Available at: https://digitalcommons.calpoly.edu/theses/1124
Date of Award
MS in Biomedical Engineering
Biomedical and General Engineering
Scott J. Hazelwood
In the human genome, the SOST gene codes for a protein sclerostin. Sclerostin is an osteocyte-expressed negative regulator of bone formation. When the SOST gene is not coded, bone formation is reduced in individuals during skeletal maturation.

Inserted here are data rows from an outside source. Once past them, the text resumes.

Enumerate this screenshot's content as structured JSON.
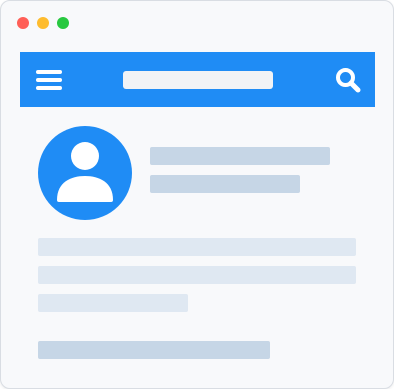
{
  "window": {
    "controls": [
      {
        "name": "close",
        "color": "#ff5f57"
      },
      {
        "name": "minimize",
        "color": "#febc2e"
      },
      {
        "name": "maximize",
        "color": "#28c840"
      }
    ]
  },
  "navbar": {
    "background": "#1f8cf5",
    "menu_icon": "hamburger-menu-icon",
    "search_icon": "search-icon",
    "search": {
      "value": "",
      "placeholder": ""
    }
  },
  "profile": {
    "avatar_icon": "user-avatar-icon",
    "avatar_color": "#1f8cf5"
  },
  "colors": {
    "placeholder_dark": "#c6d6e6",
    "placeholder_light": "#dfe8f2"
  }
}
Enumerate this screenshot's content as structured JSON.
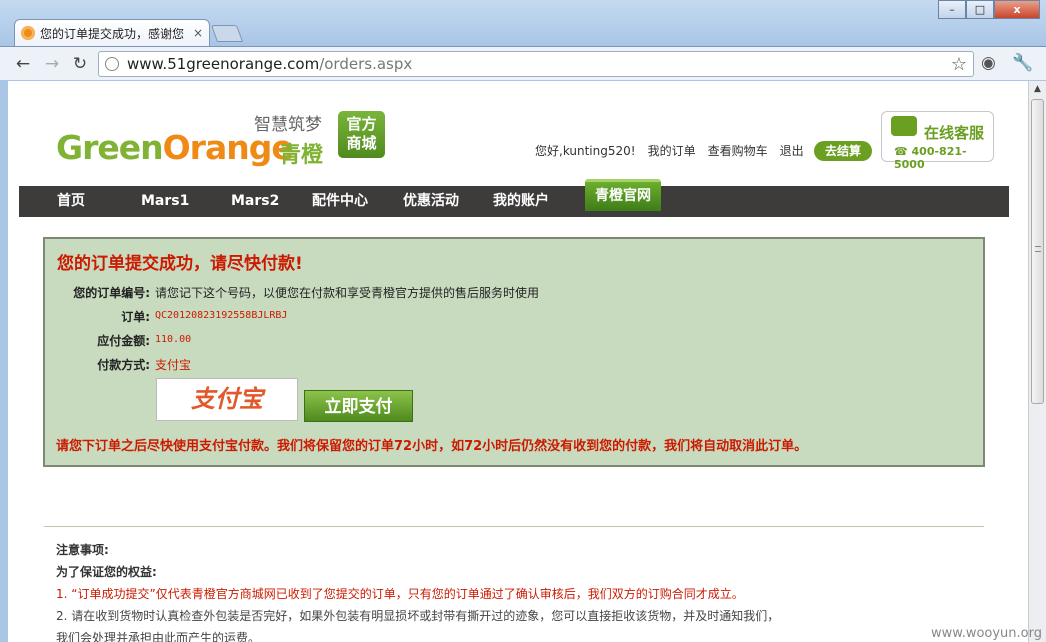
{
  "browser": {
    "tab_title": "您的订单提交成功，感谢您",
    "tab_close": "×",
    "url_host": "www.51greenorange.com",
    "url_path": "/orders.aspx",
    "win_minimize": "–",
    "win_maximize": "□",
    "win_close": "x"
  },
  "header": {
    "logo_green": "Green",
    "logo_orange": "Orange",
    "logo_cn": "青橙",
    "slogan": "智慧筑梦",
    "mall_badge_line1": "官方",
    "mall_badge_line2": "商城",
    "greeting": "您好,kunting520!",
    "my_orders": "我的订单",
    "view_cart": "查看购物车",
    "logout": "退出",
    "checkout": "去结算",
    "service_title": "在线客服",
    "service_phone": "400-821-5000"
  },
  "nav": {
    "items": [
      "首页",
      "Mars1",
      "Mars2",
      "配件中心",
      "优惠活动",
      "我的账户"
    ],
    "official": "青橙官网"
  },
  "order": {
    "title": "您的订单提交成功，请尽快付款!",
    "number_label": "您的订单编号:",
    "number_hint": "请您记下这个号码，以便您在付款和享受青橙官方提供的售后服务时使用",
    "order_label": "订单:",
    "order_id": "QC20120823192558BJLRBJ",
    "amount_label": "应付金额:",
    "amount": "110.00",
    "method_label": "付款方式:",
    "method": "支付宝",
    "alipay_logo": "支付宝",
    "pay_now": "立即支付",
    "warning": "请您下订单之后尽快使用支付宝付款。我们将保留您的订单72小时，如72小时后仍然没有收到您的付款，我们将自动取消此订单。"
  },
  "notes": {
    "title": "注意事项:",
    "subtitle": "为了保证您的权益:",
    "item1": "1. “订单成功提交”仅代表青橙官方商城网已收到了您提交的订单，只有您的订单通过了确认审核后，我们双方的订购合同才成立。",
    "item2": "2. 请在收到货物时认真检查外包装是否完好，如果外包装有明显损坏或封带有撕开过的迹象，您可以直接拒收该货物，并及时通知我们，",
    "item3": "我们会处理并承担由此而产生的运费。"
  },
  "watermark": "www.wooyun.org",
  "colors": {
    "brand_green": "#80b234",
    "brand_orange": "#f08a17",
    "panel_bg": "#c8dbbf",
    "alert_red": "#cc1a00",
    "nav_bg": "#3e3c3b"
  }
}
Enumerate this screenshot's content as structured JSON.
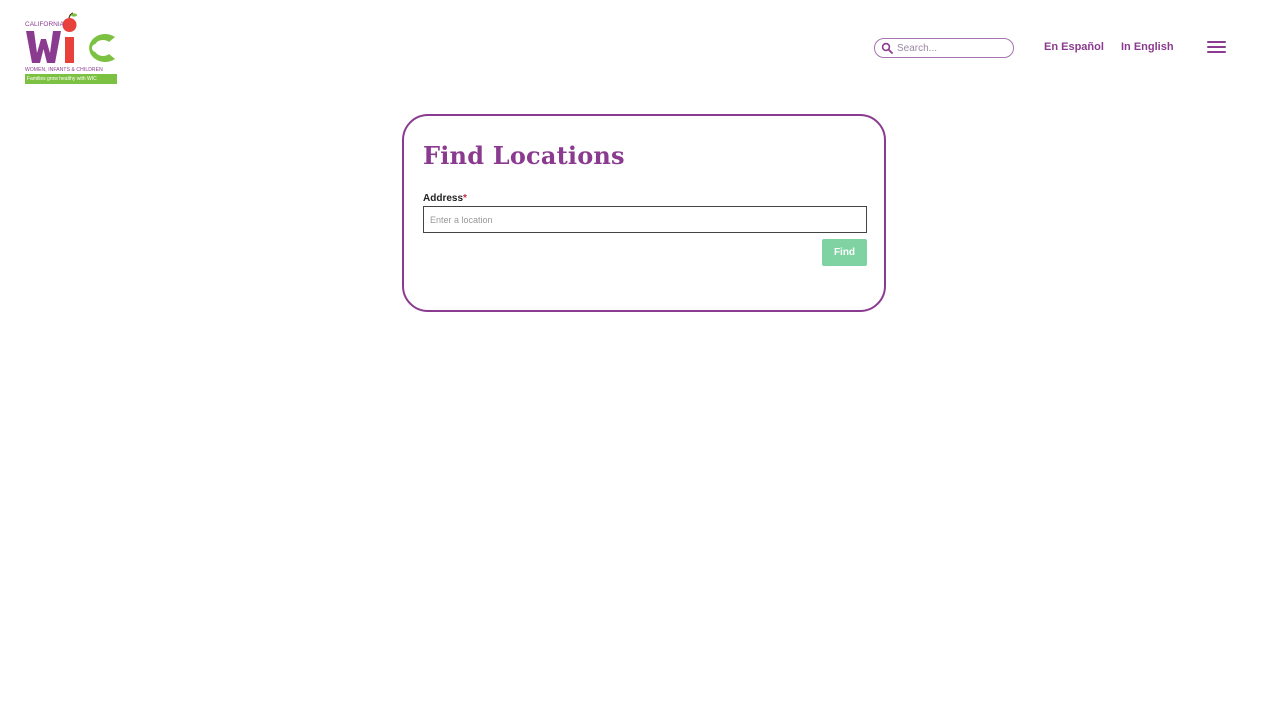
{
  "header": {
    "logo": {
      "state": "CALIFORNIA",
      "mark": "WIC",
      "subtitle": "WOMEN, INFANTS & CHILDREN",
      "tagline": "Families grow healthy with WIC"
    },
    "search": {
      "placeholder": "Search..."
    },
    "lang_es": "En Español",
    "lang_en": "In English",
    "menu_icon": "hamburger-menu-icon"
  },
  "finder": {
    "title": "Find Locations",
    "address_label": "Address",
    "required_mark": "*",
    "address_placeholder": "Enter a location",
    "find_label": "Find"
  },
  "colors": {
    "brand_purple": "#8a3b8f",
    "brand_green": "#7dc142",
    "find_button": "#7fd3a2",
    "apple_red": "#e8403a"
  }
}
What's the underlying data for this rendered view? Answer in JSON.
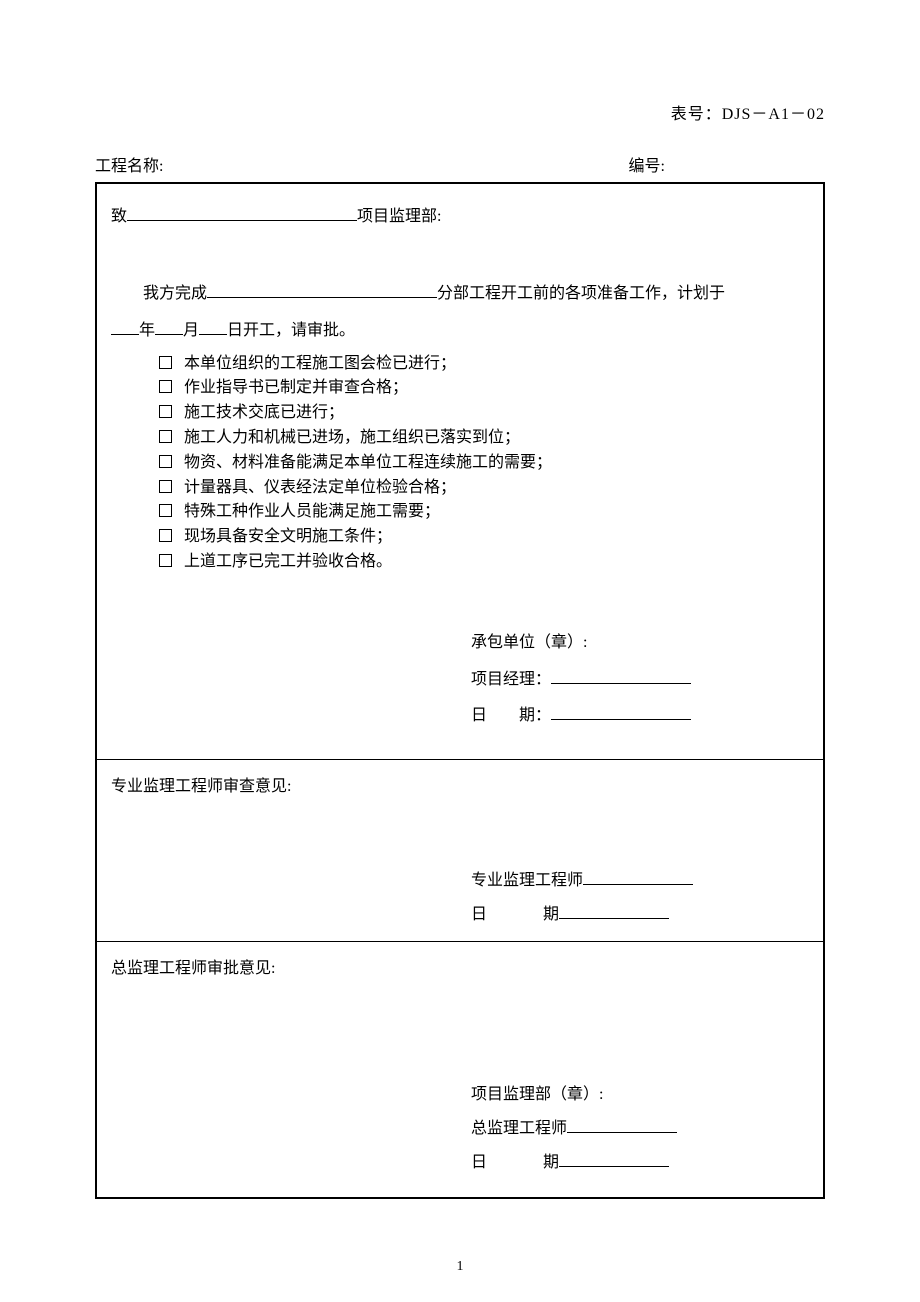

This study utilizes nanoindentation methods to test for the mechanical properties of bones that both express and do not express the SOST gene. 100 transgenic murine femurs were obtained from Lawrence Livermore Labs in the form of 6 and 8 month SOST transgenic mice, 6 and 12 month SOST knockout mice, and wild type control littermates for each of the 4 age groups. Prior to nanoindentation the bones were broken in a previous experiment under three-point bending tests. Samples were embedded in epoxy and polished to a 0.05 micron level before indentation. Results showed significant difference amongst the treatment group effects for maximum load, hardness and elastic modulus. SOST KO mice had significantly higher values for these properties in comparison to the transgenic and wild type littermates. Additionally, side by side limb differences were examined in which there was a significant difference found amongst the treatment groups. Indentations were conducted in the 4 anatomical regions of each femur in expectation of examining any differences amongst them which resulted with no significant findings amongst them. Data from this study will support research which may result in potential new gene therapies targeted for the treatment of bone diseases such as osteoporosis.